Yang menarik adalah bagaimana antar kuncen ini berkomunikasi, ternyata mereka para kuncen ini memiliki forum khusus yang dalam kehadirannya tidak berupa jasad alias seperti kita kopdar di warung kopi yang secara jelas fisik kita berada pada ruangan warung kopi tersebut. Mereka cukup berkomunikasi dengan batin, saling menyampaikan kabar di daerahnya masing-masing.
Hubungan kuncen yang masih hidup dan leluhur Nusantara.
Pak Kafka menyampaikan bahwasannya hubungan leluhur Nusantara dari zaman Majapahit bahkan jauh sebelum itu dengan kuncen yang sekarang masih hidup masih berjalan dengan baik. Pak Kafka menerangkan ada forum khusus yang dihadiri dan dipandu langsung oleh para leluhur Nusantara dengan kuncen yang ada saat ini membahas strategi yang perlu dilakukan demi Indonesia yang lebih baik.

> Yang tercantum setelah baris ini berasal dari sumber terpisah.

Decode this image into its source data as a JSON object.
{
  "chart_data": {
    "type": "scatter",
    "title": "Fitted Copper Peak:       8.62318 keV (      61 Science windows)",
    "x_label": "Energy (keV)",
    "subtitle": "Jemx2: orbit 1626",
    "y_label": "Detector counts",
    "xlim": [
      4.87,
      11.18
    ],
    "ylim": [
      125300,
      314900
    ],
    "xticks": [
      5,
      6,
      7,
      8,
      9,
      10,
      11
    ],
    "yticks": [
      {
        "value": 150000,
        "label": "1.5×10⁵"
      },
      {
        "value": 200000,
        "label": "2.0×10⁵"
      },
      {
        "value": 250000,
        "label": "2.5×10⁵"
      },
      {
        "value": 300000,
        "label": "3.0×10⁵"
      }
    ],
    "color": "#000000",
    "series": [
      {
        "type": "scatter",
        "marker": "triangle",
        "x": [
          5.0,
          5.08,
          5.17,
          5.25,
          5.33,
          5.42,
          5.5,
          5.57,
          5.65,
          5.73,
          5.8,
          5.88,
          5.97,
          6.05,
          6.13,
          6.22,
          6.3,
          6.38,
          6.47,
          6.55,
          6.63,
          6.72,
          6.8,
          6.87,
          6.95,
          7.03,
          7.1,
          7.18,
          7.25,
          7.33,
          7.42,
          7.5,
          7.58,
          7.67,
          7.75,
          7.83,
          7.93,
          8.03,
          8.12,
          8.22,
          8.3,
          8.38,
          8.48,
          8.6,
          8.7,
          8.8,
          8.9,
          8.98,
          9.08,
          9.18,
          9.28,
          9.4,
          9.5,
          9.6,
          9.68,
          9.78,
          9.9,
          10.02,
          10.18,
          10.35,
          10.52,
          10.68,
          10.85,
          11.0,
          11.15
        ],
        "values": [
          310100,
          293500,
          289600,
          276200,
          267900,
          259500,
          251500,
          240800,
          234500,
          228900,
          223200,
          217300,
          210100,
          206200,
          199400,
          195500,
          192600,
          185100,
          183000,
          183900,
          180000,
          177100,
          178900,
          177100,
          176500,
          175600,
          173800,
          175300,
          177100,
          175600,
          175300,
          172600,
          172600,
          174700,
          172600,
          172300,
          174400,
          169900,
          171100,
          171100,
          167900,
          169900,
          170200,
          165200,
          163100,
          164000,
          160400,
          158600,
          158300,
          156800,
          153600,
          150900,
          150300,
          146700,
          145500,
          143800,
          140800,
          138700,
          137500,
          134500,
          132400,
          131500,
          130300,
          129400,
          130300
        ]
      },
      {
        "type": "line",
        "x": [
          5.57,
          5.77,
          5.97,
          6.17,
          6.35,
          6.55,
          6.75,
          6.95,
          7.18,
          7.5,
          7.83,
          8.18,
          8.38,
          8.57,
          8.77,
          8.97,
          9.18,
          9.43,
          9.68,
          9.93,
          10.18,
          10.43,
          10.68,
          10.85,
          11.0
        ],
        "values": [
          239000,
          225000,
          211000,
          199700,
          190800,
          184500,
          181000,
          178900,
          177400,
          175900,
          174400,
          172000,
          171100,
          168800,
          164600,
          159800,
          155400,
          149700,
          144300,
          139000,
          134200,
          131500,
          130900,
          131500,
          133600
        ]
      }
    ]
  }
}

Mereka memiliki tempat khusus, bahkan nama tempat tersebut familiar kita dengar, maaf karena saya tidak diperkenankan memberitahukan tempat tersebut.
Para kuncen dan leluhur Nusantara sedang mempersiapkan Bangsa ini kembali gagah berdiri. Gagah dalam arti manusianya yang pandai, pintar, ekonominya melonjak naik, rakyatnya kuat dan pemimpinya berjiwa ksatria. Kita akan mengalami hal itu pada fase 2035-2045, ini bukan hanya isapan jempol belaka. Meski saya belum pernah bertemu dengan Pak Kafka, sudah saya dengar sendiri dari beberapa sesepuh yang saya kenal jika Indonesia akan memimpin peradaban dunia di 100 tahun kemerdekaannya. Namun, tantangan menuju kesana sangat berat. Terutama Indonesia akan mengalami fase porak poranda kedaulatan negaranya pada medio 2024-2035. Pembaca boleh percaya dan tidak, semua kembali ke pribadi masing-masing.
Tidak terasa obrolan saya dengan kawan lama saya ini sampai subuh, saya akhirnya bergegas pulang karena pagi harus bekerja dan kawan saya kembali ke perantauan.
Sebelum jalan ke parkiran, saya meminta izin untuk menuliskan apa yang kita berdua obrolkan ke blog saya. Kawan saya menyetujui dengan beberapa catatan, salah satunya menyamarkan karakter semua tokoh. Dan apa yang kalian baca hari ini, adalah resensi dari apa yang kita berdua obrolkan.
Sekian terimakasih.
Salam hangat.
Salam hangat bagi sesepuh yang barangkali membaca atau mendengar kisah ini.